BLUEBERRY CRUMBLE CAKE
  Ingredients
1 200g unsalted butter
2 180g unrefined caster sugar
3 2 medium size eggs
4 200g self raising flour, sifted
5 1 small box fresh blueberries, washed & drained
   
  Crumble Topping
1 140g Plain Flour
2 100g unrefined caster sugar
3 100g unsalted butter
4 200g diced walnuts
   

 Method

 

  1. Preheat oven at 180 C degrees for 10 mins.

  2. To make the topping, mix the sugar and flour well, rub in cold butter until pea-size lumps. Add walnuts and toss. Keep aside, chilled.

  3. Grease a 30cm x 30cm shallow square pan.

  4. Cream butter and sugar till light. Add eggs, one at a time.

  5. Fold in sifted flour, mix well.

  6. Pour cake batter into prepared pan and level batter evenly.

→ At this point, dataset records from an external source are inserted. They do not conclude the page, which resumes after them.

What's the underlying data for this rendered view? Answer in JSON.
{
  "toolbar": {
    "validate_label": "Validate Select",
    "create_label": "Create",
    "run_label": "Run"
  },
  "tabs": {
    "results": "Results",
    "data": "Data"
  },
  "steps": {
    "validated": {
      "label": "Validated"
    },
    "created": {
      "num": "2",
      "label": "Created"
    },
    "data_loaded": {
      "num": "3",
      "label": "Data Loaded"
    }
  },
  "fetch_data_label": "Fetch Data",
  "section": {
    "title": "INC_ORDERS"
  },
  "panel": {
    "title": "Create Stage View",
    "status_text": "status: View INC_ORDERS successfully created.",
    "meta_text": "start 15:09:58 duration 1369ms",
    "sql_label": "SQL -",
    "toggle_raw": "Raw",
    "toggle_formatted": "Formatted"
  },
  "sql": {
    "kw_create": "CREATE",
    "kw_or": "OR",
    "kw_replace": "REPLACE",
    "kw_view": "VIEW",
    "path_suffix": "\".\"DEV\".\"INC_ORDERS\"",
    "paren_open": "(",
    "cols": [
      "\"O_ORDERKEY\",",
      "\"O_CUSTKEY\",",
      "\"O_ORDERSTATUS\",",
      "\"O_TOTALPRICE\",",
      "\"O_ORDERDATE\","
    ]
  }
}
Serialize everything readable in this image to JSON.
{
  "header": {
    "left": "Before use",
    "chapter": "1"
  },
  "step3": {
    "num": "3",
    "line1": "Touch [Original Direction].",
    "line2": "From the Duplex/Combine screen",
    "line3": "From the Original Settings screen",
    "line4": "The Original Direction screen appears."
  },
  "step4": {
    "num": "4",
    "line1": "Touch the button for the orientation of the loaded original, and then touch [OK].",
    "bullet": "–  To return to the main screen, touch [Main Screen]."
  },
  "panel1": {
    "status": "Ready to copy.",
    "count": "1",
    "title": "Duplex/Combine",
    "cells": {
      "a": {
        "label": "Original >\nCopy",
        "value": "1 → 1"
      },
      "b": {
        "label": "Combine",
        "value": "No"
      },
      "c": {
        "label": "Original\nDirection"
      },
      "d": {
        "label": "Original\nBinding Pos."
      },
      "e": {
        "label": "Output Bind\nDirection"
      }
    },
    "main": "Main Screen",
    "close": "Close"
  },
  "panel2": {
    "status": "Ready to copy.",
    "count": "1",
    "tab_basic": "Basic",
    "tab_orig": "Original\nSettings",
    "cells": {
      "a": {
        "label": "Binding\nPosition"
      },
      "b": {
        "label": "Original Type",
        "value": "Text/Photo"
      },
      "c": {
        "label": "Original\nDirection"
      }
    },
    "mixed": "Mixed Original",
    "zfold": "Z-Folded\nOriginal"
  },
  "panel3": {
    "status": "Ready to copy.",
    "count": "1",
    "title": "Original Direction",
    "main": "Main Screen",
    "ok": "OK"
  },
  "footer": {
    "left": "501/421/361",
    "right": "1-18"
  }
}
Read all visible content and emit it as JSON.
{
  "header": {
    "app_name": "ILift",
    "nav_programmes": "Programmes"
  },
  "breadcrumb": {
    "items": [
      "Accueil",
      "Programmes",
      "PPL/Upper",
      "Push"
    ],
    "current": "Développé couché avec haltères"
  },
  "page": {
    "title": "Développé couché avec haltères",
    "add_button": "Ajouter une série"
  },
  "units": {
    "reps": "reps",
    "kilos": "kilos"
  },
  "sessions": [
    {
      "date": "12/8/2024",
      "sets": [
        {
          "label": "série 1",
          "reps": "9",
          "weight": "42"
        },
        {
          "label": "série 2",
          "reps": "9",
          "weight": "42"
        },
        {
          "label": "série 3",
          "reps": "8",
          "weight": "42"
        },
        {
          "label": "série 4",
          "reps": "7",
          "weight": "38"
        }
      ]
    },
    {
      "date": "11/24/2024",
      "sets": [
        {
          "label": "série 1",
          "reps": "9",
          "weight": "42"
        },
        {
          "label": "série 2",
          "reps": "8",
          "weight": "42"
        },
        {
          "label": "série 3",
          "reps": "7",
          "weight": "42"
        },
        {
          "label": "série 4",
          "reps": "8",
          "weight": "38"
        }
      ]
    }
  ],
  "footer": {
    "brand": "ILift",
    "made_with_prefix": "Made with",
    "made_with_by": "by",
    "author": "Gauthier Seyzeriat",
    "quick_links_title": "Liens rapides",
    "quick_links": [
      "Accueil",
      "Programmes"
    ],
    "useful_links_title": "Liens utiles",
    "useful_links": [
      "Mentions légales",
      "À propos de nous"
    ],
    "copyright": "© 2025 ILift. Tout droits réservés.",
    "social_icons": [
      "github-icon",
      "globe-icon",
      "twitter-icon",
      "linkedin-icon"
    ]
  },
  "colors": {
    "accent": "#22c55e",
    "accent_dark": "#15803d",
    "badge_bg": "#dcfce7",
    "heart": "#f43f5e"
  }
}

Sprinkle a little cinnamon powder, if desired and press blueberries into the cake batter. Then sprinkle the crumble topping evenly over the cake batter.

  7. Bake cake in oven for 30 - 35 mins or until cake springs back when touched.

  8. Cool cake in the pan and slice into 16 pcs. Dust with icing sugar if desired.